Big Brother: Digilight statt ÖBB nominiert

Am 25. Oktober werden (

) die Big Brother Awards im Wiener Rabenhof-Theater vergeben. Die Negativpreise werden an Unternehmen, Institutionen, Personen und Behörden vergeben, die sich im Feld der Überwachung, Kontrolle und Bevormundung der Bürger "besonders verdient gemacht" haben. Der futurezone liegen nun die drei Nominierten in der Kategorie"Kommunikation und Marketing"vor.

1. Maria Vassilakou, Grüne Vizebürgermeisterin
In Wien darf man Gratis-WLAN nicht mit einem freien Internet-Zugang gleichsetzen. Die Stadt Wien setzt bei ihrem kostenlosen Drahtlos-Netzwerk auf der Donauinsel,

, sowie am Rathausplatz nämlich auf Registrierungszwang und Filter. Laut Angaben der MA33 geschieht dies, um "Missbrauch zu verhindern". Man muss sich zuerst per SMS registrieren und auf ein Passwort warten, das einem zugesendet wird, bevor man lossurfen kann.

Die Stadt Wien, die für die Umsetzung des Projekts nach einem zweistufigen EU-weiten Ausschreibungsverfahren A1 engagiert hat, setzt allerdings auch auf Filter und Firewalls, um Nutzer vor "sittenwidrigen Inhalten" zu bewahren. Auch die Bandbreiten und Datenmengen werden beschränkt, um den Dienst möglichst vielen Benutzern mit gleicher Qualität zur Verfügung stellen zu können. Was bei einem Hotel vielleicht noch in Ordnung geht, weil das kostenlose WLAN ein Zusatz-Service ist, ist bei einer Stadt im "Open Government"-Zeitalter fragwürdig. Für den Big Brother Award nominiert ist die Grüne Vizebürgermeisterin Maria Vassilakou.
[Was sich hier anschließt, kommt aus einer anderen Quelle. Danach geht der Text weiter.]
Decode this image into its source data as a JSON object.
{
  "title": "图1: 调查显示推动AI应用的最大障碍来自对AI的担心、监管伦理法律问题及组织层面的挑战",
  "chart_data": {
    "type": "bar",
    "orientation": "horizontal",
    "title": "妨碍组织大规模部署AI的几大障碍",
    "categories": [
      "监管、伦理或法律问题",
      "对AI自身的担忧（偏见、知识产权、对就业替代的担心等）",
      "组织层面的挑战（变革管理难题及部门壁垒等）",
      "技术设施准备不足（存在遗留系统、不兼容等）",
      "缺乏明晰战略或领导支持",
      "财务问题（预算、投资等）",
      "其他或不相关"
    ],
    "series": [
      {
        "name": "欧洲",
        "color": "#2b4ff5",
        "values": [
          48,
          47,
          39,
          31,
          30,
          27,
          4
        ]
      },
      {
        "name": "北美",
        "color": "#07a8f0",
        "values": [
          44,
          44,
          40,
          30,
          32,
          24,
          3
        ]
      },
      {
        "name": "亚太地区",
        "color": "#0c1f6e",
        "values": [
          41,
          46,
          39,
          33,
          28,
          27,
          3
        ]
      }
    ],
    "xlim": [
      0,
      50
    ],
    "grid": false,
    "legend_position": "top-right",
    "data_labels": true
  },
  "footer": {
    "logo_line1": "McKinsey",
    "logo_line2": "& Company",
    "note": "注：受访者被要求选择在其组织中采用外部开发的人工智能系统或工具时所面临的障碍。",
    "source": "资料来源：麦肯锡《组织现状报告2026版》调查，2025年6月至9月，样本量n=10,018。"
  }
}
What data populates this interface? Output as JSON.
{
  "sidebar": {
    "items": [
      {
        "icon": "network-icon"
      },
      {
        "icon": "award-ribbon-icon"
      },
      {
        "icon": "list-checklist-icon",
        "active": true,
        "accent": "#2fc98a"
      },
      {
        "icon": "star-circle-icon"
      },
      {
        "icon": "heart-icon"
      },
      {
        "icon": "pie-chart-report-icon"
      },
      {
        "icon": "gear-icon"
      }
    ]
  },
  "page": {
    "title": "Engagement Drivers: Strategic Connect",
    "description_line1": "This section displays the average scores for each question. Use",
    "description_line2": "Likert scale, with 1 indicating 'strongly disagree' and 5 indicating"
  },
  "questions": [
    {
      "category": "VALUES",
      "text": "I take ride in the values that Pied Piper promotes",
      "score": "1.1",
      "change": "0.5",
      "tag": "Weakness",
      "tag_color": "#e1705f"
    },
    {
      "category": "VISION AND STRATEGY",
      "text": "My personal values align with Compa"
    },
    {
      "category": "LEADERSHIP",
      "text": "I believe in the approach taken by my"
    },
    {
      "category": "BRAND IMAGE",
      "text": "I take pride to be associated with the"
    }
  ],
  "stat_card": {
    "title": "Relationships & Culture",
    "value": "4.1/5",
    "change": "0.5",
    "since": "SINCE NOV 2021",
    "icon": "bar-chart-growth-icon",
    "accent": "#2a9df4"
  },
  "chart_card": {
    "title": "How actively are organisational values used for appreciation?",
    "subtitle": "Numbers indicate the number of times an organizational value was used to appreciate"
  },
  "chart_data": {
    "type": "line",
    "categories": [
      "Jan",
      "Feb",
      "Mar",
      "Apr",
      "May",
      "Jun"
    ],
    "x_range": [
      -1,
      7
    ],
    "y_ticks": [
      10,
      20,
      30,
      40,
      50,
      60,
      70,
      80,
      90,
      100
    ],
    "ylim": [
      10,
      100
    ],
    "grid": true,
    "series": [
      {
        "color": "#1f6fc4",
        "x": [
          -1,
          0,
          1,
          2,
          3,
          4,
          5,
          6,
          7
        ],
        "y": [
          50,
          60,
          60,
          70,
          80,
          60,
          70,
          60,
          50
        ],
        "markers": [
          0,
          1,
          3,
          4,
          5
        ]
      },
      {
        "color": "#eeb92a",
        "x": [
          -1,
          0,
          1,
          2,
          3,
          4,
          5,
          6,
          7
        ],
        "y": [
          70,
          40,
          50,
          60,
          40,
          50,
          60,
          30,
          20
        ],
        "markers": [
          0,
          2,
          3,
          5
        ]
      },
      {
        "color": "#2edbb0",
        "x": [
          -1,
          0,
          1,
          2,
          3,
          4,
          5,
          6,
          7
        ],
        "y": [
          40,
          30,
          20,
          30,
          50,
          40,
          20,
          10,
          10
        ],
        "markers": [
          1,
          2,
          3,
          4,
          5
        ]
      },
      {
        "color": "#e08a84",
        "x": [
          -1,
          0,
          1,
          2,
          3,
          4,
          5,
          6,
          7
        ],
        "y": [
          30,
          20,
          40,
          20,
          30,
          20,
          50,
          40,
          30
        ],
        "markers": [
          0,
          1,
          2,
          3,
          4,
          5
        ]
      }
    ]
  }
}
2. Kurt Schügerl, Digilight Werbe- und Netzwerk GmbH
Seit Anfang des Jahres gibt es in sieben Wiener ÖBB-Bahnhöfen eine digitale Fahndung nach Straftätern und Vermissten auf eigens dafür angeschafften 46-Zoll großen Bildschirmen. Diese gehören der Firma DIGILIGHT. Neben Informationen und Werbung sehen die Bahnreisenden dann quasi im Vorbeigehen auch Fotos von Verbrechern und Vermissten. Damit soll der "Fahndungsdruck erhöht werden", so Polizeipräsident Gerhard Pürstl. Bisher wurde auf diesem Weg allerdings noch kein einziger Straftäter gefasst. Für das Big Brother Awards-Team sind das "Wild Wild West-Sitten".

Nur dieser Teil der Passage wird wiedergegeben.